In my experience, many people have jobs in which it is very difficult to define what constitutes ‘good’ performance upfront. Good performance then quickly becomes something that is dependent on attitude and how that is perceived by your line manager. And that is why many performance assessments are not solely focussed on tangible deliverables. They also look at ‘behaviours’ as evidence of the (non-)existence of the desired attitude.
By now you can probably guess where this is going. The way that we perceive, interpret and judge attitudes through behaviours is almost entirely subjective. But what’s more, the way in which attitude and/or behaviour is often described in performance agreements, or however they are documented, is often subject to the discourse in fashion. For example, in my 2016 tasks it said:
“Enforce a clear operating model, drive delivery and embed Company ways of working (integration, collaboration, simplicity, focus, transparency and ‘inside out behaviours’. Deepen commercialism at the front lines, deal making culture and strengthen clarity on roles and responsibilities.”

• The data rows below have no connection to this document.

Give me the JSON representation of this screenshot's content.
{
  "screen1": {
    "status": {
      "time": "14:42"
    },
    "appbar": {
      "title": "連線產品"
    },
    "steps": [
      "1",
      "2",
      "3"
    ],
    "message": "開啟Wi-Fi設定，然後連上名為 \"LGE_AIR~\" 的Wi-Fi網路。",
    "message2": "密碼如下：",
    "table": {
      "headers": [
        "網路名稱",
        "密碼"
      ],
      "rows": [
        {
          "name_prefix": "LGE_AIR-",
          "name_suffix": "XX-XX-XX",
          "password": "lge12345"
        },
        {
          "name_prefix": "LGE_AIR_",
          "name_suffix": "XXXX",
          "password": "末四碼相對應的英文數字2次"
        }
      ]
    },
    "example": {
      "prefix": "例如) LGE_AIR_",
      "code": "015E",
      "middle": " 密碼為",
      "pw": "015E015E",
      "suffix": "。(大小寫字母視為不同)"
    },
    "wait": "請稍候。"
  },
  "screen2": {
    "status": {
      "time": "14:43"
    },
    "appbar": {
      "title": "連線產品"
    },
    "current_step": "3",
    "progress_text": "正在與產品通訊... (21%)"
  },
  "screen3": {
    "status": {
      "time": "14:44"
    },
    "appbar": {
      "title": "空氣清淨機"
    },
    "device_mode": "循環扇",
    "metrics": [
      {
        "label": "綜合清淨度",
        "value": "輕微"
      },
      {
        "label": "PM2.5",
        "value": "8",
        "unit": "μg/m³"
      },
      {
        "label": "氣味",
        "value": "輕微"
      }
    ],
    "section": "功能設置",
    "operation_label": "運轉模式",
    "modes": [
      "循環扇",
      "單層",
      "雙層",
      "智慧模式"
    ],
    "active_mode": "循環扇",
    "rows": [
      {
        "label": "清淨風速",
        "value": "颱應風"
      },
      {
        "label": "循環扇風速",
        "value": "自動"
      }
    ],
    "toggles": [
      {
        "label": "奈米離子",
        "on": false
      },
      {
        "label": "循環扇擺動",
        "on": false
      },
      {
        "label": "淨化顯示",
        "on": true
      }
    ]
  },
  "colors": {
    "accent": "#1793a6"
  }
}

What on Earth is meant by ‘inside out behaviours’ or a ‘deal making culture’ and how should that be assessed objectively? Based on what should I demonstrate ‘achieving’ this ‘task’, other than through ‘staging’ something that demonstrates that I’m loyal to the discourse?
These terms identify what is in fashion, without detailing what is expected in every specific situation as this is impossible of course. Hence, assessing performance against these has to be left open to interpretation of the line manager. And that is how whoever uses the terminology of the discourse has an opportunity to informally exercise power. What often happens at performance assessments is that those who simply talk-the-talk or expound on how wonderful the emperor’s new clothes look are rewarded. Whilst those who have a different opinion or deviant character are penalised.
So performance agreements and subsequent assessments provide an opportunity to align the rest of the organisation to the discourse in fashion. And thus they provide an opportunity to align the organisation to those who determine what discourse is in fashion, namely the established leadership at the time. In these cases it’s not about performance, but about loyalty.
Discourse depends on the leadership’s morality
So the reason that many organisations maintain performance assessment processes even though they may not benefit productivity or engagement, might be that they are not meant to serve productivity or engagement. They may be meant to reinforce a certain internal power structure.
Power is not good or bad in and out of itself; it’s a given factor in any interaction between people. It’s what you do with power that determines it’s moral value. The way power is used in organisations starts with the moral views active at the top of the organisation’s hierarchy. Important choices are to be made on that topic – perhaps the most important ones a leader can make. This is what I intend to examine in one of my next articles.